I never could get over you, three years went by, and I still wanted to kiss you anytime we were within a few feet of each other. We told each other all those times how much we loved each other, told the world we were best friends.
I sound like we were hurting and pining, but we weren’t..actually I was really happy, and I know you were too, in our own ways. We just both knew deep down we would end up together again.
I remember some of those nights we saw each other like it was yesterday, going to schools so far apart made it hard to be together often.
Like that time we hung out when it was a Christmas concert, and you hip checked me so hard I fell over, only after I had the wind and spit knocked out of me.
Or the time we (another Christmas concert memory, go figure) made a “reindeer” snowman head.
And the time I was acting “emo” because I just wanted to be with YOU alone and only you, and you whispered to me as we walked inside “I really love you”.
It was the time we were at the tunnel field (both times) that I remember most, taking pictures together on your crappy phone and you putting grass in someone’s soda. I was fighting with him that day, the only other guy I had a long relationship with, and I just wanted to be with you…not him.

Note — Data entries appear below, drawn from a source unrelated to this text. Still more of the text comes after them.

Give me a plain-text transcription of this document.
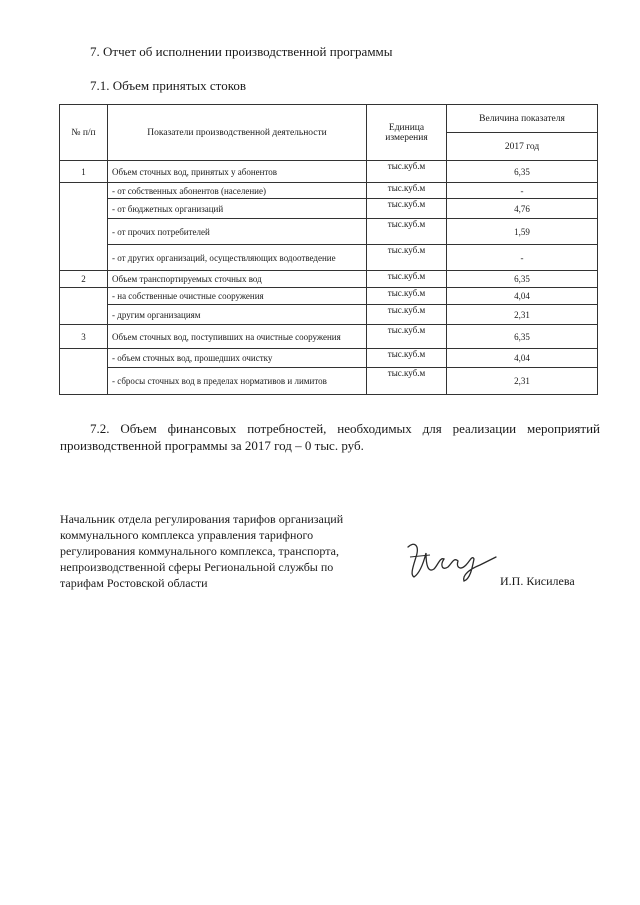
7. Отчет об исполнении производственной программы
7.1. Объем принятых стоков
№ п/п	Показатели производственной деятельности	Единица измерения	Величина показателя
			2017 год
1	Объем сточных вод, принятых у абонентов	тыс.куб.м	6,35
	- от собственных абонентов (население)	тыс.куб.м	-
	- от бюджетных организаций	тыс.куб.м	4,76
	- от прочих потребителей	тыс.куб.м	1,59
	- от других организаций, осуществляющих водоотведение	тыс.куб.м	-
2	Объем транспортируемых сточных вод	тыс.куб.м	6,35
	- на собственные очистные сооружения	тыс.куб.м	4,04
	- другим организациям	тыс.куб.м	2,31
3	Объем сточных вод, поступивших на очистные сооружения	тыс.куб.м	6,35
	- объем сточных вод, прошедших очистку	тыс.куб.м	4,04
	- сбросы сточных вод в пределах нормативов и лимитов	тыс.куб.м	2,31
7.2. Объем финансовых потребностей, необходимых для реализации мероприятий производственной программы за 2017 год – 0 тыс. руб.
Начальник отдела регулирования тарифов организаций
коммунального комплекса управления тарифного
регулирования коммунального комплекса, транспорта,
непроизводственной сферы Региональной службы по
тарифам Ростовской области	И.П. Кисилева
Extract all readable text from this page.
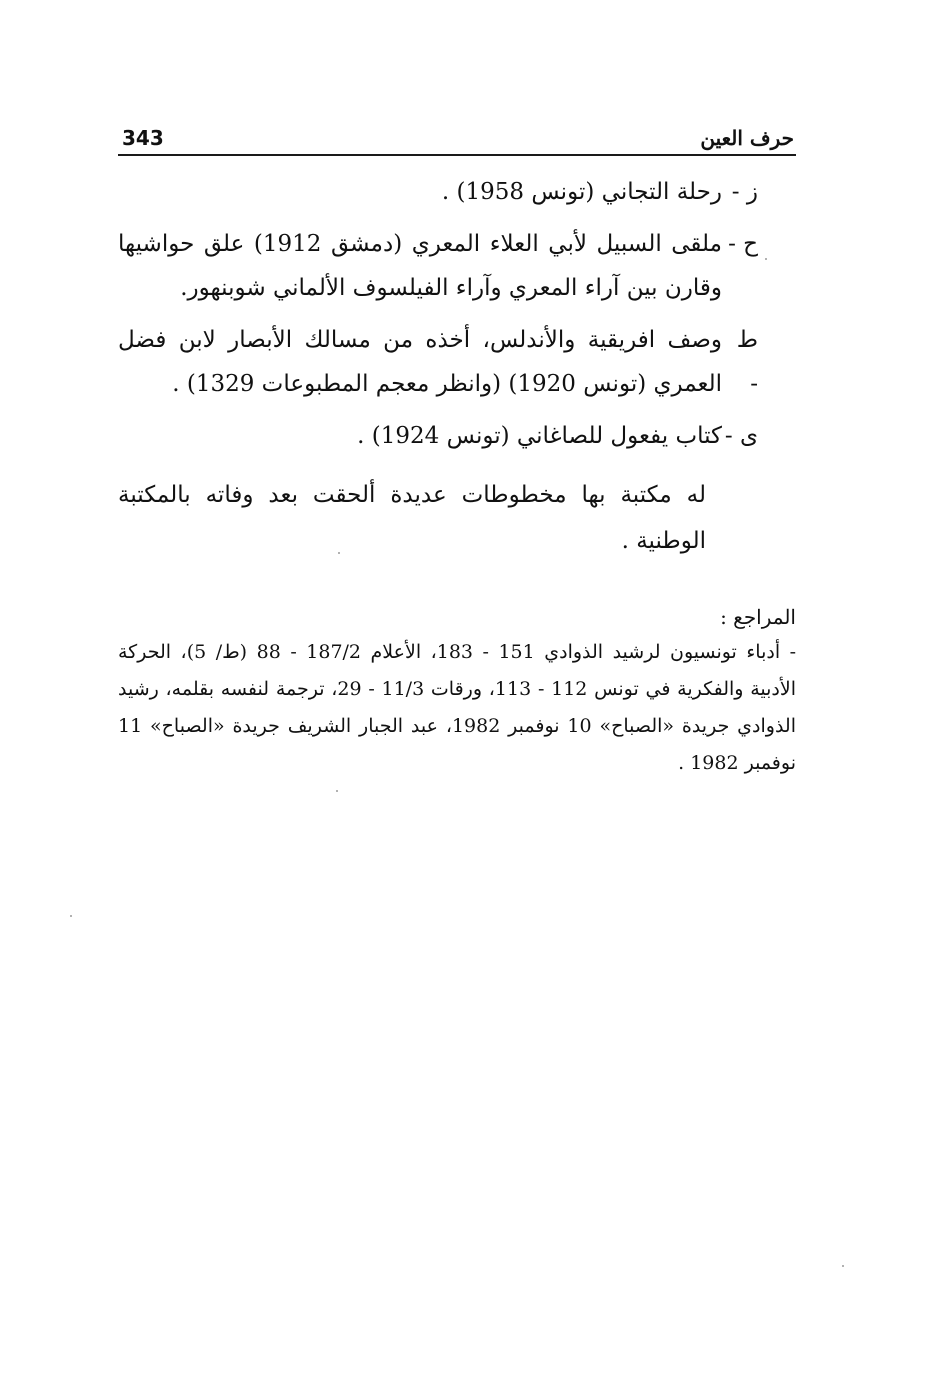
343	حرف العين
ز -
رحلة التجاني (تونس 1958) .
ح -
ملقى السبيل لأبي العلاء المعري (دمشق 1912) علق حواشيها وقارن بين آراء المعري وآراء الفيلسوف الألماني شوبنهور.
ط -
وصف افريقية والأندلس، أخذه من مسالك الأبصار لابن فضل العمري (تونس 1920) (وانظر معجم المطبوعات 1329) .
ى -
كتاب يفعول للصاغاني (تونس 1924) .
له مكتبة بها مخطوطات عديدة ألحقت بعد وفاته بالمكتبة الوطنية .
المراجع :
- أدباء تونسيون لرشيد الذوادي 151 - 183، الأعلام 187/2 - 88 (ط/ 5)، الحركة الأدبية والفكرية في تونس 112 - 113، ورقات 11/3 - 29، ترجمة لنفسه بقلمه، رشيد الذوادي جريدة «الصباح» 10 نوفمبر 1982، عبد الجبار الشريف جريدة «الصباح» 11 نوفمبر 1982 .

The second time, when you had your head in my lap, and when we went to get something from your car I was so close to kissing you, you have no idea. You know, you’re the reason…the reason both of them dumped me. G & E. I know it. Because I knew then, I still loved you.
That time you came to my house, because I dared you to, and said you wouldn’t (I was really sad that day, too). You had family over that day, but you left the house, came to mine, I didn’t even have to remind you where I lived, even though it had been years since you were at my house (and you couldn’t even drive the last time you were, and you only saw it in the dark). We spent so long in the driveway, talking, I took your jacket. You made me so freaking happy, I could have told you even then, that I would be marrying you.
Five, almost six years ago…when we first met. I fell in love. Head over heels. Over time I fell deeper and deeper, even though I wasn’t dating you.
All I want is you forever.
And young or not, I know it’ll happen. we have this connection, always have. and no matter what imperfections I have, or you have, I love my life with you.